Hellebores seem to be just one of those stand-alone plants that could almost belong to a different kingdom. They have such presence in a garden, I sometimes wonder if they are not a plant at all. I love them.

There is another new release I’ve heard a bit about too – ‘Anna’s Red’. I wonder if it has been rebadged as ‘Penny’s Pink’?
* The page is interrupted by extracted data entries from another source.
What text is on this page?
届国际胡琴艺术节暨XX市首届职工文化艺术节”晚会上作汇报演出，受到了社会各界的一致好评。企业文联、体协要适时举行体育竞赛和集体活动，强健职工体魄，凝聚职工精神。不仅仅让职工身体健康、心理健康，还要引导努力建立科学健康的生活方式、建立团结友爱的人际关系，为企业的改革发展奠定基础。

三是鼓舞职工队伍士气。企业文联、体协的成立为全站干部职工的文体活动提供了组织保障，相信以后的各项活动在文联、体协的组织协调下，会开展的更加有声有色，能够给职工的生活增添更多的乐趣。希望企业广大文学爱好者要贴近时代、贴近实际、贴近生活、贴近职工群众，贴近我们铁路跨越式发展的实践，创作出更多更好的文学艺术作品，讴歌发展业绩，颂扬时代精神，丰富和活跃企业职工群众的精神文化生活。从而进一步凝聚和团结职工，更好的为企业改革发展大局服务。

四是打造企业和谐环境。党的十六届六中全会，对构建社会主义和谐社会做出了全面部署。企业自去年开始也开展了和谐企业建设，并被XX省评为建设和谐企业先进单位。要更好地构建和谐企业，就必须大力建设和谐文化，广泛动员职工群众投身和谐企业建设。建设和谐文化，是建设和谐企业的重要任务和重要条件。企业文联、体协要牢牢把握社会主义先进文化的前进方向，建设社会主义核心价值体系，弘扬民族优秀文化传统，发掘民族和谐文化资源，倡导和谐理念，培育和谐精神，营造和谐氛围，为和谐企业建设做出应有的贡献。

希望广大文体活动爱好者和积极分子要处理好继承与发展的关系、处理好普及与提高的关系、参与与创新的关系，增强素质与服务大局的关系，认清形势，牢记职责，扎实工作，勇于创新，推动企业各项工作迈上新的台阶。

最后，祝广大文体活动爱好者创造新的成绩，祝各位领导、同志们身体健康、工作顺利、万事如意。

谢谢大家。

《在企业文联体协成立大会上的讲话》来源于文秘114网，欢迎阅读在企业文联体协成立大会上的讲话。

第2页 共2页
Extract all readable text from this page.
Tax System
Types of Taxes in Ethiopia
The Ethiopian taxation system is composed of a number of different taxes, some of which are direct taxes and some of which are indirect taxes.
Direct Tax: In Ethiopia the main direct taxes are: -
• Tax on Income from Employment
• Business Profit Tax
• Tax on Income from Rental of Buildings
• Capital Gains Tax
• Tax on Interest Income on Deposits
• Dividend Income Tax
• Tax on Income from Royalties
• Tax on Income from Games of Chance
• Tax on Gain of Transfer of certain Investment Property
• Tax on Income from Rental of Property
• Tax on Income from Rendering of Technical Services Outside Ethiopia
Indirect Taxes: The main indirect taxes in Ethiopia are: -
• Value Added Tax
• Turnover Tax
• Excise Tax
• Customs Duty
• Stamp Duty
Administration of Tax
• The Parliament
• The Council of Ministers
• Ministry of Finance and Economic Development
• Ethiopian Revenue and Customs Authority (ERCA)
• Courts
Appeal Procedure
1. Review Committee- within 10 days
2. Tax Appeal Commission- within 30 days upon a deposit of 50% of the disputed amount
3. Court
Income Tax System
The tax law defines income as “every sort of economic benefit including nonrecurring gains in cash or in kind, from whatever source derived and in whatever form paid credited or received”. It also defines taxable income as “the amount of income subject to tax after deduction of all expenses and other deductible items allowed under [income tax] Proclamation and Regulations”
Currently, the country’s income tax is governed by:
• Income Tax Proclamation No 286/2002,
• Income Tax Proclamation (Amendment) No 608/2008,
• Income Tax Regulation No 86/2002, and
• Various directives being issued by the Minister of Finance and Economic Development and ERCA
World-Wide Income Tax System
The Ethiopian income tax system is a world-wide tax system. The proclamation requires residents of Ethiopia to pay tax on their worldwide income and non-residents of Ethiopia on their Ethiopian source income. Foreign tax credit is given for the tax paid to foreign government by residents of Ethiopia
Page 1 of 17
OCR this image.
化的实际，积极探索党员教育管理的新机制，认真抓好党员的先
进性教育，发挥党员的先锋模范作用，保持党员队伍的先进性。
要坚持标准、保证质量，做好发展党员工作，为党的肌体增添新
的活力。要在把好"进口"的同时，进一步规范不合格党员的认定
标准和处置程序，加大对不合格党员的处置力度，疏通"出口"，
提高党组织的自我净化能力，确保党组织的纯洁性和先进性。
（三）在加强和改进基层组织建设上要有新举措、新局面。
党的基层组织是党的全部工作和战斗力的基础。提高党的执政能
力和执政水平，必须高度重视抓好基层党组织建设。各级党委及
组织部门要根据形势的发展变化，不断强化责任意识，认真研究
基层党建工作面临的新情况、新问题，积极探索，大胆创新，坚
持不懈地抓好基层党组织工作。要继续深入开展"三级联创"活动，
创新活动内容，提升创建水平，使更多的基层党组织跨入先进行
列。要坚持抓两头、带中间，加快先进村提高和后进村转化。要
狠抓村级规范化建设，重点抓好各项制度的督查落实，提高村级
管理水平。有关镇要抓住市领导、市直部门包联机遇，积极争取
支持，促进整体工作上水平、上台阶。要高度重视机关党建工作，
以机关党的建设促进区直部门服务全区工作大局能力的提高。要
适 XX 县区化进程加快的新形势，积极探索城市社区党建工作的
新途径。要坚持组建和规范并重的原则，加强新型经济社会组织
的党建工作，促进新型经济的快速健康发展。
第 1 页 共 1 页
…and I refuse to shop at Bunnings. Ask any of their suppliers for an opinion…..

Julie Thomson
10 years ago
Reply to  Eugene

Snap. Just discussing hellebores with a friend last week …… have never tried to grow them. You have inspired me to try .. thinking Penny’s Pink.

Michael McCoy
10 years ago
Reply to  Eugene

By some stroke of good fortune I have both ‘Penny’s Pink’ and ‘Anna’s Red’ on trial, and they’re both stunning (and different!) plants. It’s too early yet to know how they’ll go as garden plants, or how long to expect out of them, or their tolerance of warmer climates (see Paul below – I share your concern Paul, and have the opposite problem. Am told a new intro is frost tolerant, only to find it’s mush by 8am some morning in the first week of April).
For the keen plants-people out there, I reckon PMA would do well to inform us of the extraordinary pedigree of these two hellebores. These are not (as I sometimes think with new releases) just commercially driven crowd-pleasers, they’re the result of years of focussed breeding by a totally non-commercial hellebore-nut in the UK, and they’re like nothing else you’ve seen.

10 years ago

Hi Helen, though I do love to see Hellebores in gardens (in southern parts of Australia), they are not suited to all parts of this vast country. The vast majority of land within the borders of Australia are definitely not suited to growing these plants in gardens.
Grower’s marketing phrases such as ‘specifically selected for Australian conditions’ should be read with caution and skepticism.
If you do come across a hellebore that can grow in tropical, subtropical, arid and warm temperate zones, which compose the vast majority of this country, please keep me informed. The BOM government website is a great resource to appreciate how diverse and different this country is.
New plant releases are wonderful for gardeners but the correct information needs to be disseminated about this diverse country and what will actually grow in each climate region.
I wish to encourage companies to continue to investigate new plants, trial those plants and release improved cultivars. This also extends to reliable and trustworthy information on labels and in the media.
I also hope that my comment posted here is not taken personally but is read by others in media and marketing to fully appreciate the disappointment gardeners feel when they are mislead by simple words.

Amanda Mackinnon
10 years ago

‘Anna’s Red’ is a new release, out this August in Australia, different again to ‘Penny’s Pink – a lovely magenta flower.

Amanda Mackinnon
10 years ago

For those who are interested in the background behind ‘Penny’s Pink’ and ‘Anna’s Red’, both these varieties come from a UK breeder.
Rodney Davey and Linda Windsor have produced some amazing hellebores over the years, having a long history of selecting and rejecting seedlings. Rodney has been described in the media as the “most uncompromising, rigorous plantsman you’ll ever meet” – so I hope that gives you a little insight into the depth of breeding that has gone into this Hellebore program.
It’s great to see people chatting about where these new varieties have come from and appreciating that great plants are often years in the making. Rodney has certainly dedicated year to amassing a collection of seedlings that each year may show just a couple of new traits that he has had in mind.